Gettin' the Flowrider hang of things.
With 21 years of wave riding under my belt I would be lying if I said I wasn’t nervous at the idea of totally kooking out on this thing. The potential for that was very real–I’ve heard pro surfers talk about how hard it was to grasp riding one of these things. And I also recalled the Flowrider scene in Endless Summer II, where many body-slamming wipe outs were taken by well-known surfers.
In any case I was feeling intrepid, and also was relieved to find just one other surfer enjoying a stationary surfing session. And he was just 9 or 10 years old. The worker dude was the only other one inside the wave room, and he seemed to roll his eyes when I informed him of my “real” surfing experience while also pleading for his help in getting up and riding.
I started out by edging the board off of the lip of the front of the wave while holding on to the rookie rope, which was held by the worker dude. He slowly let out some slack until… Floosh, I was unceremoniously whipped upside down and whisked up and over the wave by the jet of water. And again, and again. This was turning out exactly how I hoped it wouldn’t.
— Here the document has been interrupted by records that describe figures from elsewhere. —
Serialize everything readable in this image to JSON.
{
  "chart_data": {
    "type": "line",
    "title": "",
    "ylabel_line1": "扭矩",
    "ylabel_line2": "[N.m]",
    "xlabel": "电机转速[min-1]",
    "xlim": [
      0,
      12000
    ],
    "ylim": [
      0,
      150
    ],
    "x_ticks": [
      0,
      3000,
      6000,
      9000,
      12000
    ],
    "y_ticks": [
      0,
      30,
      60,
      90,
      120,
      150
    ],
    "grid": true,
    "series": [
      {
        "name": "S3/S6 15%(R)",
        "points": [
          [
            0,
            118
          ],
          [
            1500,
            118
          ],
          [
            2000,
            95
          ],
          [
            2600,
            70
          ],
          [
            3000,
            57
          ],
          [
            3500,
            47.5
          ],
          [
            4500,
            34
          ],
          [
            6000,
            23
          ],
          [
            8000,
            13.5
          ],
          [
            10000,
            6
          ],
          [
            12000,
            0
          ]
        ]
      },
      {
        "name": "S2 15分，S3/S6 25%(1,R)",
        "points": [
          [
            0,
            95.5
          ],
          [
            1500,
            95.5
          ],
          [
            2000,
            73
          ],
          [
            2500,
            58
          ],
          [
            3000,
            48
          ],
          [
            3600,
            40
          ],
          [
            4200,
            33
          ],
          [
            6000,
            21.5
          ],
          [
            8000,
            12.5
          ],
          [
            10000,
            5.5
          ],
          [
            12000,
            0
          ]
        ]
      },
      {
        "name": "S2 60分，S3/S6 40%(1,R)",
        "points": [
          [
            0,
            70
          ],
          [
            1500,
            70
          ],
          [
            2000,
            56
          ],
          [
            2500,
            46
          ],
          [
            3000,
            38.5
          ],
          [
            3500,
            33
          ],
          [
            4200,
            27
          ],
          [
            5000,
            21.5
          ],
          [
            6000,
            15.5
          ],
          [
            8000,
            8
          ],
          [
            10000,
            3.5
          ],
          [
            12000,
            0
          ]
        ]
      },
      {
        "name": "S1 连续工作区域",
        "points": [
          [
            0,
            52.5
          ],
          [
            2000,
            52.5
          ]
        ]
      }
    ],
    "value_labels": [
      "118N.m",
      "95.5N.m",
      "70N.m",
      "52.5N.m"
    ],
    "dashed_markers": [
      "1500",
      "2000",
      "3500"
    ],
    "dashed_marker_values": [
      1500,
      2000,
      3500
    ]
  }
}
But I didn’t give up, even taking pointers from the young kid who was riding the thing fairly well. When I found out he was from Canada and had never surfed, my pride kicked in–after all it was I who should be schooling this youngun in the way of the wave.
The aha moment came a few attempts later. Lean way back on the back foot, worker dude said, almost like when stalling a “real” surfboard on an ocean wave. Riding a board about the size of a large skateboard, flotation wasn’t a factor in keeping upright and riding–it was all about keeping that small board from being sucked under the water flow. And I was up and riding, for about 1.3 seconds.
I kept at it and before long I had mastered standing there like a statue, gliding to the top of the wave and back down. Trying to engage the rail for a turn only had me being hucked off the machine in all sorts of contorted positions, as my whip-lashed neck would attest the next day. Yet like the mole in a whack-a-mole game I kept popping back up for more, determined to get some turns going and display at least a modicum of style. Who ever knew sex with a blow up doll could be so painful?
Gettin some style points.
The session lasted 30 minutes, and by about the twenty minute mark I was starting to grow out of the training wheels, getting little turns going and enjoying the ride rather than feeling like I was in survival mode. And by the end of the session I was getting the feeling down, engaging the rail and carving turns across the sheet of water. Fun… Artificial, but fun.
Yeah, so what if this is the silicone toy equivalent in the surf world? Fun is where you find it, and when the Gulf of Mexico is guaranteed to be flat flat flat, a little chlorinated, manufactured fun is called for.